Containerization¶
Bare Metal LXC 0.9 Notes¶
Note
For the most part the following directions should be automated by higher-level tools, but the following is still informative.
Needed to add to /etc/fstab:
cgroup /sys/fs/cgroup cgroup defaults 0 0
lxc-create:
lxc-create -B lvm --vgname raid1 --lvname bunker_rootfs --fssize 32GB --fstype ext4 -n bunker -t wheezy-nsa
A copy of the wheezy-nsa template should be included in this documentation
directory in lxc_templates.
Post lxc-create, edit /var/lib/lxc/<name>/config:
<delete line: lxc.network.type = empty>
<append the below>
lxc.network.type = veth
lxc.network.flags = up
lxc.network.link = br0
lxc.network.name = eth0
lxc.network.ipv4 = <full ipv4>/<range> <broadcast>
lxc.network.ipv4.gateway = <gateway_ipv4>
lxc.network.ipv6 = <ipv6_addr... no prefixlen?>
lxc.network.ipv6.gateway = <ipv6_gateway>
## Limits
#lxc.cgroup.cpu.shares = 1024
#lxc.cgroup.cpuset.cpus = 0
lxc.cgroup.memory.limit_in_bytes = 16G
lxc.cgroup.memory.memsw.limit_in_bytes = 16G
## Hooks
lxc.hook.mount = /etc/lxc/locker_mount.sh
lxc.hook.pre-start = /etc/lxc/locker_pre-start.sh
lxc.hook.post-stop = /etc/lxc/locker_post-stop.sh
Warning
The lxc.hook.mount is crucial. Without it, all lockers for all
containers will be unmounted on lxc-start.
Next, edit etc/network/interfaces in the rootfs (delete the whole eth0
block).
The mount hook will try to install a fix for /dev/ptmx permission in
/etc/rc.local. If this doesn’t work, will need to manually chmod 666
/dev/ptmx inside the container.
In the future, encrypted container rootfs might be possible. See also EncFS (sp?) or:
“Wormhole” Locker Mounting¶
This section is a brief overview; see nitty gritties below
LVM is used for the rootfs partitions of containers, and also used to create user- and project-specific “locker” data volumes. We would like to be able to create and mount any locker into any container (modulo permissions) at run time without restarting containers. Because the container LVM rootfs partitions are not mounted to any mountpoint in the host (bare-metal) filesystem, we must achive this by creating shared “wormhole” bind mountpoints in the host filesystem which get copied into individual containers. Lockers are mounted normally in the host filesystem, then bind mounted into wormholes to make them appear in the containers.
On the host, wormholes live in /var/locker-mappings and are created by
lxc-start hook scripts; regular locker mountpoints are in /lockers and
should be added to /etc/fstab. In the containers, the wormhole shows up at
/lockers and individual lockers show up beneath that. No files or
directories should ever be created in the base wormhole directory in
containers, or cleanup and re-mounting will fail.
After the lxc-start, the host needs to setup the actual locker mounts.
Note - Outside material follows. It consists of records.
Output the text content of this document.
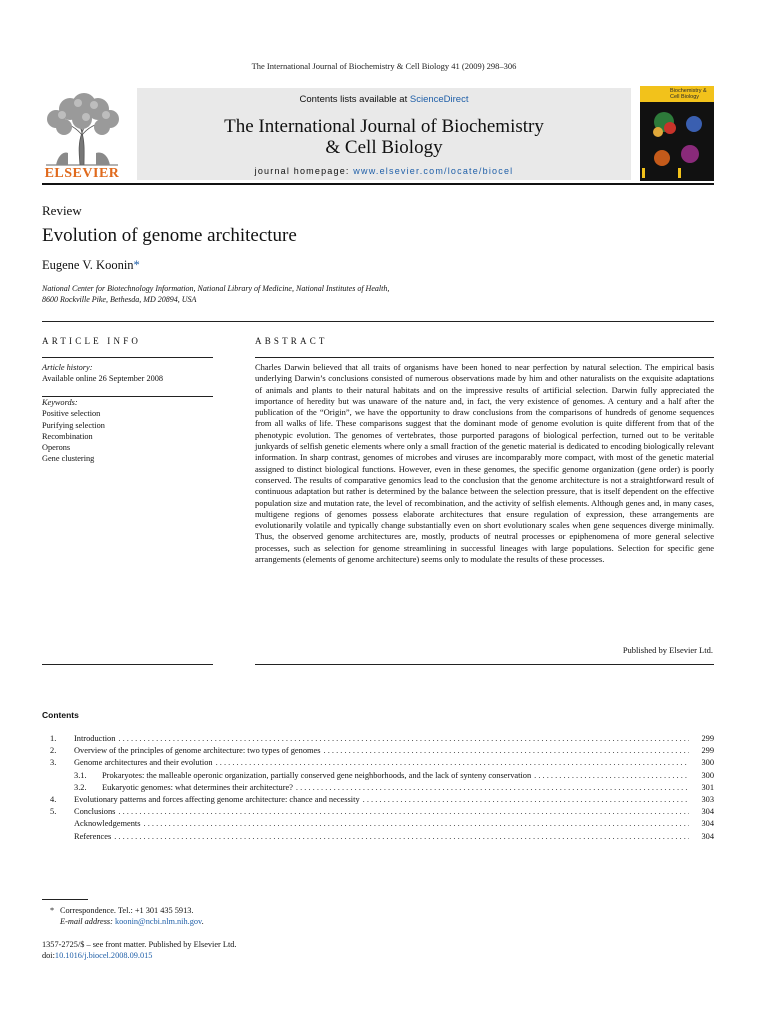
The International Journal of Biochemistry & Cell Biology 41 (2009) 298–306
ELSEVIER
Contents lists available at ScienceDirect
The International Journal of Biochemistry
& Cell Biology
journal homepage: www.elsevier.com/locate/biocel
Biochemistry &
Cell Biology
Review
Evolution of genome architecture
Eugene V. Koonin*
National Center for Biotechnology Information, National Library of Medicine, National Institutes of Health,
8600 Rockville Pike, Bethesda, MD 20894, USA
ARTICLE INFO
Article history:
Available online 26 September 2008
Keywords:
Positive selection
Purifying selection
Recombination
Operons
Gene clustering
ABSTRACT
Charles Darwin believed that all traits of organisms have been honed to near perfection by natural selection. The empirical basis underlying Darwin’s conclusions consisted of numerous observations made by him and other naturalists on the exquisite adaptations of animals and plants to their natural habitats and on the impressive results of artificial selection. Darwin fully appreciated the importance of heredity but was unaware of the nature and, in fact, the very existence of genomes. A century and a half after the publication of the “Origin”, we have the opportunity to draw conclusions from the comparisons of hundreds of genome sequences from all walks of life. These comparisons suggest that the dominant mode of genome evolution is quite different from that of the phenotypic evolution. The genomes of vertebrates, those purported paragons of biological perfection, turned out to be veritable junkyards of selfish genetic elements where only a small fraction of the genetic material is dedicated to encoding biologically relevant information. In sharp contrast, genomes of microbes and viruses are incomparably more compact, with most of the genetic material assigned to distinct biological functions. However, even in these genomes, the specific genome organization (gene order) is poorly conserved. The results of comparative genomics lead to the conclusion that the genome architecture is not a straightforward result of continuous adaptation but rather is determined by the balance between the selection pressure, that is itself dependent on the effective population size and mutation rate, the level of recombination, and the activity of selfish elements. Although genes and, in many cases, multigene regions of genomes possess elaborate architectures that ensure regulation of expression, these arrangements are evolutionarily volatile and typically change substantially even on short evolutionary scales when gene sequences diverge minimally. Thus, the observed genome architectures are, mostly, products of neutral processes or epiphenomena of more general selective processes, such as selection for genome streamlining in successful lineages with large populations. Selection for specific gene arrangements (elements of genome architecture) seems only to modulate the results of these processes.
Published by Elsevier Ltd.
Contents
1.	Introduction . . .	299
2.	Overview of the principles of genome architecture: two types of genomes . . .	299
3.	Genome architectures and their evolution . . .	300
3.1.	Prokaryotes: the malleable operonic organization, partially conserved gene neighborhoods, and the lack of synteny conservation . . .	300
3.2.	Eukaryotic genomes: what determines their architecture? . . .	301
4.	Evolutionary patterns and forces affecting genome architecture: chance and necessity . . .	303
5.	Conclusions . . .	304
Acknowledgements . . .	304
References . . .	304
* Correspondence. Tel.: +1 301 435 5913.
E-mail address: koonin@ncbi.nlm.nih.gov.
1357-2725/$ – see front matter. Published by Elsevier Ltd.
doi:10.1016/j.biocel.2008.09.015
For the
case of lockers with the same name as the container (eg, ‘bunker’ for the
‘bunker’ vm, or substituting _vol for _vm in the container name), the mount
hook will try to mount the locker automatically. The sandbox locker also
gets mounted for every container. Additional mounts must be configured in the
host and will not persist across LXC restarts.
Refs:
http://s3hh.wordpress.com/2011/09/22/sharing-mounts-with-a-container
http://www.ibm.com/developerworks/linux/library/l-mount-namespaces/index.html
Wormhole Nitty-Gritties¶
A relatively large amount of pain was involved getting the wormhole mounting to work. A bit of background on linux mount namespaces is required as context.
Mount namespaces are part of a group of namespace features added to the Linux
kernel a few years back that make LXC and other containerization schemes
possible. The canonical documentation is in the kernel tree.
Similar namespaces include hostname (“UTS”), networking, etc. In a nutshell,
each linux process lives in some mount namespace, and the mount events
(creation, deletion) that happen in that namespace may or may not propagate to
other namespaces. By default processes are in the same namespace as their
parent process; new namespaces are created using the clone() or
unshare() functions/syscalls. When a process creates a new namespace, it
gets copies of all the mount objects in the parent namespace. By default
every mount object is “private”, which means that changes to the mount in one
namespace will not propagate to other namespaces. So, eg, normally a child
process in a new namespace can mount or umount however it likes and this will
not affect what processes in the parent namespace see. It is important to note
that mount “objects” (aka, “mounts”, or “vfsmounts”) are internal to the kernel
and aren’t simply tied to a particular file path; a mountpoint can be moved or
renamed but it’s still the same “mount object”.
One feature of mount namespaces is the ability to put mount objects in “shared” modes, in which case events (changes) taking place on that object are propagated across namespace barriers. The modes of interest are private (no propagation), shared (events are passed in both directions), and slave (in the parent side the mount is shared, in the child slave; events from the parent propagate into the child, but changes in the child do not propagate into the parent). Some details are that a mount chan be shared in a parent and many children (in which case actions in one child will propagate to the parent and all other childred), that the shared mode must be set up in the parent before the child is created, and that the slave mode must be configured only in the child (not also in the parent), and thus must be enabled after the child is created.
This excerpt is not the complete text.